Brief Thoughts on Sports Analytics and Aesthetics

I was recently asked to share some views on sports anlytics and aesthetics based my post on How Analytics Ruins Sports. I’m not sure if anything will come of it, but I happened upon some interesting thoughts that I think are worth writing down here at a minimum. In this post, I’m going to give some short descriptions of general ideas that I hope to flesh out in future posts.

Sports are dynamic systems moving towards equilibria

Strategic sports like baseball and basketball (where you interact directly with your opponent, as opposed to, say, pole vaulting) are in constant states of evolution strategicly. In team sports, the strategies employed tend towards increasing complexity and require increasing coordination between teammates. Analytics tend to accelerate these strategic shifts, though they’re effected by factors, too.

As player populations change over time (typically becoming more fit and better suited to the specific atheltic tasks required of the sport), the dynamic may change. Strategies that were effective against opponents with one set of capabilities may no longer work. One way to see this is to look at strategies employed at different levels of a sport. Strategies that work for NCAA basketball don’t work in the NBA; the best offense in the NBA might not be the best offense to run in the WNBA.

Rule changes are fundamental to maintaining entertaining on-field products

Analytics in sports identify strategies and tactics that improve the likelihood of winning under a given set of rules. If these strategies lead to undesirable aesthetics, it’s the rules of the game that should be tweaked to align the aesthetic play with the efficient play.
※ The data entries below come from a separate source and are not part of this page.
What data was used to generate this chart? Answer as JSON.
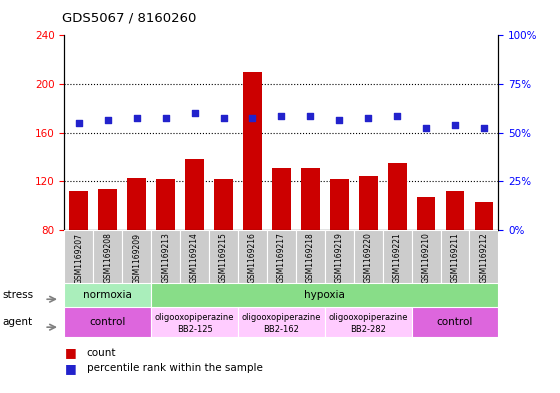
{
  "title": "GDS5067 / 8160260",
  "samples": [
    "GSM1169207",
    "GSM1169208",
    "GSM1169209",
    "GSM1169213",
    "GSM1169214",
    "GSM1169215",
    "GSM1169216",
    "GSM1169217",
    "GSM1169218",
    "GSM1169219",
    "GSM1169220",
    "GSM1169221",
    "GSM1169210",
    "GSM1169211",
    "GSM1169212"
  ],
  "counts": [
    112,
    114,
    123,
    122,
    138,
    122,
    210,
    131,
    131,
    122,
    124,
    135,
    107,
    112,
    103
  ],
  "percentiles": [
    168,
    170,
    172,
    172,
    176,
    172,
    172,
    174,
    174,
    170,
    172,
    174,
    164,
    166,
    164
  ],
  "ylim_left": [
    80,
    240
  ],
  "ylim_right": [
    0,
    100
  ],
  "yticks_left": [
    80,
    120,
    160,
    200,
    240
  ],
  "yticks_right": [
    0,
    25,
    50,
    75,
    100
  ],
  "bar_color": "#cc0000",
  "dot_color": "#2222cc",
  "stress_groups": [
    {
      "label": "normoxia",
      "start": 0,
      "end": 3,
      "color": "#aaeebb"
    },
    {
      "label": "hypoxia",
      "start": 3,
      "end": 15,
      "color": "#88dd88"
    }
  ],
  "agent_groups": [
    {
      "label": "control",
      "line2": "",
      "start": 0,
      "end": 3,
      "color": "#dd66dd"
    },
    {
      "label": "oligooxopiperazine",
      "line2": "BB2-125",
      "start": 3,
      "end": 6,
      "color": "#ffccff"
    },
    {
      "label": "oligooxopiperazine",
      "line2": "BB2-162",
      "start": 6,
      "end": 9,
      "color": "#ffccff"
    },
    {
      "label": "oligooxopiperazine",
      "line2": "BB2-282",
      "start": 9,
      "end": 12,
      "color": "#ffccff"
    },
    {
      "label": "control",
      "line2": "",
      "start": 12,
      "end": 15,
      "color": "#dd66dd"
    }
  ]
}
The league owns the rules, not the analytics managers, so it’s up to the league to ensure aesthetic play. You can see this in action with recent rule changes in MLB and the NFL, but perhaps the most stark recent example was the NBA tweaking how certain plays were called mid-season to reduce the rewards for flopping and foul-drawing.

Rule changes can also shift the sports equilibria. This is most easy to see in eSports, such as League of Legends, where regular balance changes shift which strategies and characters are viable from season to season and week to week.

Prediction is toughest when nonlinear interactions dominate

This is generally true, but sports offer a stark example. Baseball is relatively easy to understand from an analytics perspective not (just) of the volume of discrete data generated during a game and a season, but also becuase there isn’t a ton of complex non-additive interaction between players. If you’re a short stop, you might cheat over an extra step in one direction or the other depending on the fielding range of your 2B and 3B, but it won’t effect how you play very much. On a basketball court, OTOH, a point guard will have completely different reads and passes if he’s playing alongside a rim-running center as opposed to a player inclined to pick-and-pop. The specific abilities and limitations of your team mates effect how the opposing defense is set up against you and often your role within an offense. Sports like hockey and soccer are similar. Football is (IMO) in between with some positions and players being highly interactive (QBs and WRs for one) while are are somehwat less (e.g., CBs).

The more depending a player’s individual performance and statistics depend on the specific combination of teammates and opponents, the harder it becomes to predict how novel combinations of players will perform.

Prospect theory gives us useful intution about what types efficiencies analytics can uncover

Why did no one go for it often enough on 4th down before some nerds proved the useful of this to football coaches? Probably because of cognitive biases like loss aversion, as explained by Khaneman and Tversky’s seminal work!

Game Theory Optimal sports?

No-limit Texas Hold’em is now a “solved” game, at least for computers. Unsurprisingly, it’s a Nash equilibrium. But no human will every be able to truly be play perfectly GTO, so there will always be room for players to try to get an edge. Similarly, players in sports are never identical, and each develop a unique combination of skills that evolve over time. So even if someone could “solve” a sport like baseball or football by coming up with some game theory optimal strategy, that strategy would have to be tweaked and adjusted to suite the individual players trying to execute it. ### And more?

That seems like enough teasers for tonight. Maybe I’ll flesh these thoughts out in the future, maybe I’ll come up with some thing else to talk about, or maybe I’ll let this go dormant again. These are fun things to think about, though, and I’m excited to see where discussion of them moves in the future.